После этого разговора с начальником таможни я тронулся в путь. От равата дорога идет к китайскому укреплению в Минг-юле, в котором размещается незначительный гарнизон. Перед укреплением, которое само по себе никакого стратегического значения не имеет, возвышается стена: она преграждает дорогу и спускается к самой реке, так что пройти можно только через ворота, охраняемые китайскими солдатами. Выглядят стражники презабавно: среднего или небольшого роста; с выбритыми, нередко рябыми лицами и пергаменно-желтого цвета кожей; головы солдат обриты наголо, а растущие у основания черепа длинные волосы заплетены в косичку, в которую вплетена также черная лента, доходящая до пят или замысловатым способом заткнутая за пояс; ходят солдаты в широких и коротких курмах голубого цвета, длиною до середины бедра, застегивающихся сбоку. На голове вместо круглых чиновничьих шапочек – платки разных цветов, причем всегда чудовищно грязные, завязанные сзади или на лбу на маленький узелок. На ногах – широкие штаны, завязанные в области щиколотки, или одни наго-ленники – т. е. короткие панталоны, которые от лодыжек поднимаются чуть выше коленей, а затем крепятся с помощью широкой ленты к поясу на животе; из-под ленты виднеются вечно грязные кальсоны, сшитые из маты – грубого хлопчатобумажного материала.
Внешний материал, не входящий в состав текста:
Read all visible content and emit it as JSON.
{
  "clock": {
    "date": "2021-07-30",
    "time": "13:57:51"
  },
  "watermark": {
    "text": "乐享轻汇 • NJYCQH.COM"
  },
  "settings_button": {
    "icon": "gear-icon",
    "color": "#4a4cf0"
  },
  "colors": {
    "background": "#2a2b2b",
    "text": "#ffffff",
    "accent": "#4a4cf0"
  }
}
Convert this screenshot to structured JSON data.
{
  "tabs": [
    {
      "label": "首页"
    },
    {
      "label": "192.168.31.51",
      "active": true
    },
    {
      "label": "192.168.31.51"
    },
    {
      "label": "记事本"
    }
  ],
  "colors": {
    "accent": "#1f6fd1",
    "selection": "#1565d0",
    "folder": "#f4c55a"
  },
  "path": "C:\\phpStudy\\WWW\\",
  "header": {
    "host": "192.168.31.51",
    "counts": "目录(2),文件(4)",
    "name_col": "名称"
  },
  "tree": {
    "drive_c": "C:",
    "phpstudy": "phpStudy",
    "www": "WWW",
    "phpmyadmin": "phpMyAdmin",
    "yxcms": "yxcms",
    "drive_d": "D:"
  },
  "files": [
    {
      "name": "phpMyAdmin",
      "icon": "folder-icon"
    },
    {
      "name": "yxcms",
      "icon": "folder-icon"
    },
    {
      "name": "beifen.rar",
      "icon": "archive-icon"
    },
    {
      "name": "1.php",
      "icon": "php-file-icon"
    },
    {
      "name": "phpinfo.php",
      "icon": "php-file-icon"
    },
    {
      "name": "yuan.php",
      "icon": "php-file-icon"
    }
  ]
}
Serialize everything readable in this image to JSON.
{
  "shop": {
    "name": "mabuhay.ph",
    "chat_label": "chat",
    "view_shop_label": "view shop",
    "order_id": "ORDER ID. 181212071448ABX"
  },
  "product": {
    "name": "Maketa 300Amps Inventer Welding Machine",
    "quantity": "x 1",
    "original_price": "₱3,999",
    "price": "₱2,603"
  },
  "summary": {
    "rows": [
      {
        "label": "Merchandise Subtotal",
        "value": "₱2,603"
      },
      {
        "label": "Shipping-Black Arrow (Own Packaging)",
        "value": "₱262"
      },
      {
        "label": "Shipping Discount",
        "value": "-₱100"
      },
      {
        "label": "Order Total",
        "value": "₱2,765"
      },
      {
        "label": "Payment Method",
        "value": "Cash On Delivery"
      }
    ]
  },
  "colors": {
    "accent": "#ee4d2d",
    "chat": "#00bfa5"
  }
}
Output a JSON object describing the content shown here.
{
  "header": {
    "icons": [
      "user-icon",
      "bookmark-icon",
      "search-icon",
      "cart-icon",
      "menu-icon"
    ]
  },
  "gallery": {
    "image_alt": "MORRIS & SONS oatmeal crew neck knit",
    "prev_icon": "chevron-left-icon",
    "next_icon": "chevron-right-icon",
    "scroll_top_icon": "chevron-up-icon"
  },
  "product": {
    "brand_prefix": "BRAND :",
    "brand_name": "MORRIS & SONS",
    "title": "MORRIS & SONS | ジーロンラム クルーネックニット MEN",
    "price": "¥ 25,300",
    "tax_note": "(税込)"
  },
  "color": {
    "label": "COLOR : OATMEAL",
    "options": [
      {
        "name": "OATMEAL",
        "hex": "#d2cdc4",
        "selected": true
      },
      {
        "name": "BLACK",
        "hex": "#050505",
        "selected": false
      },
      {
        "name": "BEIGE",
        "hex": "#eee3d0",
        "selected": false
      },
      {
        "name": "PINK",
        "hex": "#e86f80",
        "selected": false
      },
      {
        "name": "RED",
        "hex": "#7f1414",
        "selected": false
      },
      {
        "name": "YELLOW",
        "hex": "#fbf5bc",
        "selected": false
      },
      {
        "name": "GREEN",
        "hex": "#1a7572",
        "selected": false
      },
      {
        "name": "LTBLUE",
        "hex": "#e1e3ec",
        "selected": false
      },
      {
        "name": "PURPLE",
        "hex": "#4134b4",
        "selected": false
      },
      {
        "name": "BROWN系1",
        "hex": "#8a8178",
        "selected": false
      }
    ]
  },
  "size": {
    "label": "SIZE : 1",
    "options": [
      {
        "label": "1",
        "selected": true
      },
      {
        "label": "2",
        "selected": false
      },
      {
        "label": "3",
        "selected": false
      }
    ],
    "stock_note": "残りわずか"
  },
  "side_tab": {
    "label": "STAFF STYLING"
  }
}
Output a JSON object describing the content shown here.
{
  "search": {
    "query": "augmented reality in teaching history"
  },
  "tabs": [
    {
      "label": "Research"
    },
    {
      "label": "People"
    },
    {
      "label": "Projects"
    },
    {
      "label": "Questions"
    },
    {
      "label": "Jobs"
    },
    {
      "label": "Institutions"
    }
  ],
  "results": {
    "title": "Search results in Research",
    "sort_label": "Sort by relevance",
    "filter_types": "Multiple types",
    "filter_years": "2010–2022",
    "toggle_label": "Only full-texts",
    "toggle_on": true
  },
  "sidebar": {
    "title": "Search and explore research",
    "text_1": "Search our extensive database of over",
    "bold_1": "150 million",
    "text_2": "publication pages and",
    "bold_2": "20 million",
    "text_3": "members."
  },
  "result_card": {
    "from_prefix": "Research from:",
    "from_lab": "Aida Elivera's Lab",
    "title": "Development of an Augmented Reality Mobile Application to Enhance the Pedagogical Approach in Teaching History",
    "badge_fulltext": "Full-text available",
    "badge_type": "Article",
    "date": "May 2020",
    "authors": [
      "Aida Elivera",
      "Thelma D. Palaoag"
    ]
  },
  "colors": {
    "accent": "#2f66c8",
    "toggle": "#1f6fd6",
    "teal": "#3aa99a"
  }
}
Эти вояки, обутые в черные ботинки, матерчатые, а не кожаные, на высоких 5-сантиметровых подошвах, похожи не на солдат, а на баб, и смотреть на них без снисходительной улыбки невозможно. Однако в действительности китайцы отличные солдаты, так как имеют железные нервы, совсем не ценят свою жизнь и идут на смерть так хладнокровно, как, пожалуй, ни один народ на свете. Я имел возможность убедиться в этом четырнадцать лет спустя, когда воевал с ними в Маньчжурии, во время восстания «больших кулаков»[73], а позднее в бытность мою военным комиссаром в Мукдене, где местный цзянцзюнь (вице-король), сановник Цин, приговаривал к смертной казни сотни схваченных хунхузов (мятежных солдат – участников разбойничьих банд). Приговоренных выводили на площадь обнаженными по пояс, со связанными сзади руками; они сами вставали на колени друг за другом на расстоянии пяти-шести шагов. Затем вперед выходил палач – высокий, широкоплечий, также раздетый до пояса, с обернутым несколько раз вокруг бедер поясом из красного материала и с коротким широким мечом в руках. Приговоренный склонял голову, палач хватал его за косу, которую наматывал себе на левую руку, и одним движением отрезал голову и отбрасывал ее в сторону. Тело падало, из него потоками лилась кровь. Потом палач подходил к следующему по очереди, и так до тех пор, пока все осужденные не были обезглавлены. Сами они стояли на коленях и смотрели абсолютно спокойно на казненных предшественников, покорно склоняя свои головы перед палачом. Никто из них не кричал, не пытался вырваться из рук палача, никто не проявлял отчаянного желания спасти свою жизнь! Подобное желание столь чуждо природе китайцев, что даже конвой, который доставляет осужденных на место казни, находится не при них, а отгораживает часть площади от собравшегося народа, чтобы предотвратить давку, которая может помешать экзекуции. Приговоренные сами выстраиваются на площади, опускаются на колени во время объявления приговора и так и остаются стоять, покорно склоняя головы для казни. Лишь руки у них связаны сзади на тот случай, если палачу не удастся обезглавить осужденного с первой попытки и он может инстинктивно закрыть шею от повторного удара.
На солдатских куртках – на груди и на спине – нашиты большие белые круги, на которых черной краской написано имя рядового, а также командира его части.